Adoption of a Resolution on Libya Sanctions
Tomorrow (31 March), the Security Council is expected to adopt a resolution extending the mandate of the Panel of Experts assisting the 1970 Libya Sanctions Committee until 31 July 2017. The draft resolution also extends until the same date the measures imposed by resolution 2146 addressing the illicit exports of crude oil from Libya. (The arms embargo, travel ban and assets freeze on Libya do not have sunset clauses, thus the measures on illicit exports of crude oil are the only ones that need to be extended yearly through a resolution.) The draft was circulated by the UK on 24 March and Council members met twice to negotiate the text, which was put in blue this morning.
The draft in blue does not significantly modify the sanctions regime or its legal obligations. However, it includes some requests specifically addressed to the Government of National Accord (GNA), as well as some of the recommendations of the Panel of Experts in its final report (S/2016/209). The draft requests the GNA to notify the 1970 Committee following the appointment of two focal points, one responsible for communication with the Committee with respect to the measures on illicit exports of crude oil, and the other to provide information related to the arms embargo, such as the structure of the security forces under the GNA’s control, the infrastructure for safe storage, registration, maintenance and distribution of military equipment by the GNA security forces, and training needs.
The draft extends the Panel’s mandate for 16 months. In its final report, the Panel recommended extending its mandate for 18 months, highlighting how the experts’ 12-month contracts allowed for only 7 months of investigations, due to the time consumed by the processes of onboarding, induction and travel arrangements, and the time required for the translation of the Panel’s two reports.
Despite the Panel’s call for the Council to explicitly allow and encourage the reinvestment of assets frozen under the measures, in order to protect the value of investments of designated individuals and entities, the draft merely reaffirms its intention to ensure that the frozen assets shall be made available to the Libyan people at a later stage. The draft takes note of a 21 March letter supporting this recommendation from Libyan Permanent Representative Ibrahim O. Dabbashi (S/2016/275), and contains language affirming the Council’s readiness to consider changes to the asset freeze at the request of the GNA when appropriate.

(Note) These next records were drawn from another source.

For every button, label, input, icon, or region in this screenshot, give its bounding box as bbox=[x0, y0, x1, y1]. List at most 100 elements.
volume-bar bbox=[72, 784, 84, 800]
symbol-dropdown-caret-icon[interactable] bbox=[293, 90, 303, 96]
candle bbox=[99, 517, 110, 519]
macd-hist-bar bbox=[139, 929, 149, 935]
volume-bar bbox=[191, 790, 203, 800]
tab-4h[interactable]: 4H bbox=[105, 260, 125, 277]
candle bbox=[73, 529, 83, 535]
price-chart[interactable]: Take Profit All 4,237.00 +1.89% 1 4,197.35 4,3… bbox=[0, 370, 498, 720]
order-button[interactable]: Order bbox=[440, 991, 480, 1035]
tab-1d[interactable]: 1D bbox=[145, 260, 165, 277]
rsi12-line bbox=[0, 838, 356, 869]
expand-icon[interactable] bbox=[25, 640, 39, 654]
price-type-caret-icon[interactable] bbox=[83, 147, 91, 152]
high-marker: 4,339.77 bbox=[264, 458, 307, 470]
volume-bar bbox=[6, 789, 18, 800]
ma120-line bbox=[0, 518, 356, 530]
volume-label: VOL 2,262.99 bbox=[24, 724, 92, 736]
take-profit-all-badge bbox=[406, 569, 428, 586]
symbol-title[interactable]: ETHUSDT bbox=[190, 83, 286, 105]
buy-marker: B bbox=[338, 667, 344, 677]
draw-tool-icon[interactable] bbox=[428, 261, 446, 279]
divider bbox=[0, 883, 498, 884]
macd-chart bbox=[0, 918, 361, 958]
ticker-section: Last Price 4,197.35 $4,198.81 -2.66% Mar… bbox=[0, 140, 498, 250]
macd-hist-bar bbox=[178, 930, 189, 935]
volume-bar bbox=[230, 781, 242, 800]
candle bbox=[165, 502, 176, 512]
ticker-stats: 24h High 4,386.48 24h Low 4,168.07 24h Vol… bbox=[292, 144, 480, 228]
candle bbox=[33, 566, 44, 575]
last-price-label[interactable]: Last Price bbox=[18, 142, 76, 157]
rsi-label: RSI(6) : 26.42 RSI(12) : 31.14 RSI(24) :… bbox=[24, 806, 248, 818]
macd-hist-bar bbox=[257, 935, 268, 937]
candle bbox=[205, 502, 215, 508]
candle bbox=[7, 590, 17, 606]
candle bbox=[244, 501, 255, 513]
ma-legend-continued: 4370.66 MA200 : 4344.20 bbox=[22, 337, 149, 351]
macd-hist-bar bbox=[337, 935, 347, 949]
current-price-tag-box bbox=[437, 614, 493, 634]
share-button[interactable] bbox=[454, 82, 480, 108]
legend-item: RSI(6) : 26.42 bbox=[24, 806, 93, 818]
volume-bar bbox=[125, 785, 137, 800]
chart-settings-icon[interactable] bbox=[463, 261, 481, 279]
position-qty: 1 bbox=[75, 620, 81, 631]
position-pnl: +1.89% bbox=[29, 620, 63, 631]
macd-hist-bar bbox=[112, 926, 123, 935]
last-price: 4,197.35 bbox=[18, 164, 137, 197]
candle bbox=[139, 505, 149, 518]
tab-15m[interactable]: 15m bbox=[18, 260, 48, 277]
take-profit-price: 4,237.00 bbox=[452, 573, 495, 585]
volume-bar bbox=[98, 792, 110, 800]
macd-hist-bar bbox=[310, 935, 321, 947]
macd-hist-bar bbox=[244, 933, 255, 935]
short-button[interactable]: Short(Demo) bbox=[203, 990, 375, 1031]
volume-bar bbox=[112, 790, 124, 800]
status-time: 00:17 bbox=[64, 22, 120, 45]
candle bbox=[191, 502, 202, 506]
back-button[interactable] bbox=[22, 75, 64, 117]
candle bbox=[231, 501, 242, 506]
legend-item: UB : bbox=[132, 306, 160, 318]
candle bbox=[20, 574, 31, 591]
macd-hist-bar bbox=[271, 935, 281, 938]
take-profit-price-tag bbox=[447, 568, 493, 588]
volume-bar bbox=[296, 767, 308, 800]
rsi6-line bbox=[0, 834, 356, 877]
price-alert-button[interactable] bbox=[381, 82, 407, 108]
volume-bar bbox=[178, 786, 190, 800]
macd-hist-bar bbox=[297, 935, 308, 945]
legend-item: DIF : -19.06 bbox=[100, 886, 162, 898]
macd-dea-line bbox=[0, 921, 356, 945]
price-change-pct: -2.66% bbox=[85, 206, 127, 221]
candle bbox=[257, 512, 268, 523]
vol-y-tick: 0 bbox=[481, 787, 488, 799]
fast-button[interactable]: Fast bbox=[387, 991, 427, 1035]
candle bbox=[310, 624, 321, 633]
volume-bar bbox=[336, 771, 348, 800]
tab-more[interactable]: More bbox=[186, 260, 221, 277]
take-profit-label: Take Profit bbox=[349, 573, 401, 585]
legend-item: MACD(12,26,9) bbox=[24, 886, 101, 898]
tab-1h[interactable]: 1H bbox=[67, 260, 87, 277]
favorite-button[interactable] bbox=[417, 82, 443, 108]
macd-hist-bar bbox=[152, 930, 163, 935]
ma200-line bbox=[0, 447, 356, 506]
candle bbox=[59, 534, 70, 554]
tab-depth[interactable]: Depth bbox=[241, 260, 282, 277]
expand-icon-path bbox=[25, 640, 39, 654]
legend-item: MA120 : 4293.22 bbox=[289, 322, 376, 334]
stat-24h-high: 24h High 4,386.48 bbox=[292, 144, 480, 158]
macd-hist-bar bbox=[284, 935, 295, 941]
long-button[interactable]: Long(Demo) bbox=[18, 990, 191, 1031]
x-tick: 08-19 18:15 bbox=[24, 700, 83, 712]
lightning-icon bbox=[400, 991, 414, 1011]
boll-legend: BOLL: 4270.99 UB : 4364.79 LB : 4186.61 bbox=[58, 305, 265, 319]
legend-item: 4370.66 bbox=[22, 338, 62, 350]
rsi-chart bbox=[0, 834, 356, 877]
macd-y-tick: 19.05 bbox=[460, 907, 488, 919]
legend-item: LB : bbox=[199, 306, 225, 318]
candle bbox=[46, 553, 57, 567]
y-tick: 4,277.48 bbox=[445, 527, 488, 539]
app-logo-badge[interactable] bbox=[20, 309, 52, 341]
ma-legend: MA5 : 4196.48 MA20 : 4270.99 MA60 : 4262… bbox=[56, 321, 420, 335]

It seems that while there was general agreement on most of the text, there were some issues raised during the negotiation process. Egypt warned against taking for granted that a GNA exists already in Libya, highlighting how it has not yet been formally established. It seems that other Council members shared this concern, but two permanent Council members opposed including references hinting that the GNA is not yet operational, claiming that this would undermine the resolution. In this context, the draft reiterates the Council’s support to the GNA in the already agreed language of resolution 2259 of 23 December 2015. Egypt also proposed the inclusion of language regarding the Council’s readiness to incorporate changes specifically to the arms embargo when appropriate.
Language reiterating the Council’s request that all member states fully support the efforts of the Special Representative of the Secretary-General and the UN Support Mission in Libya in developing a coordinated package of support to build the capacity of the GNA was added in the negotiation process.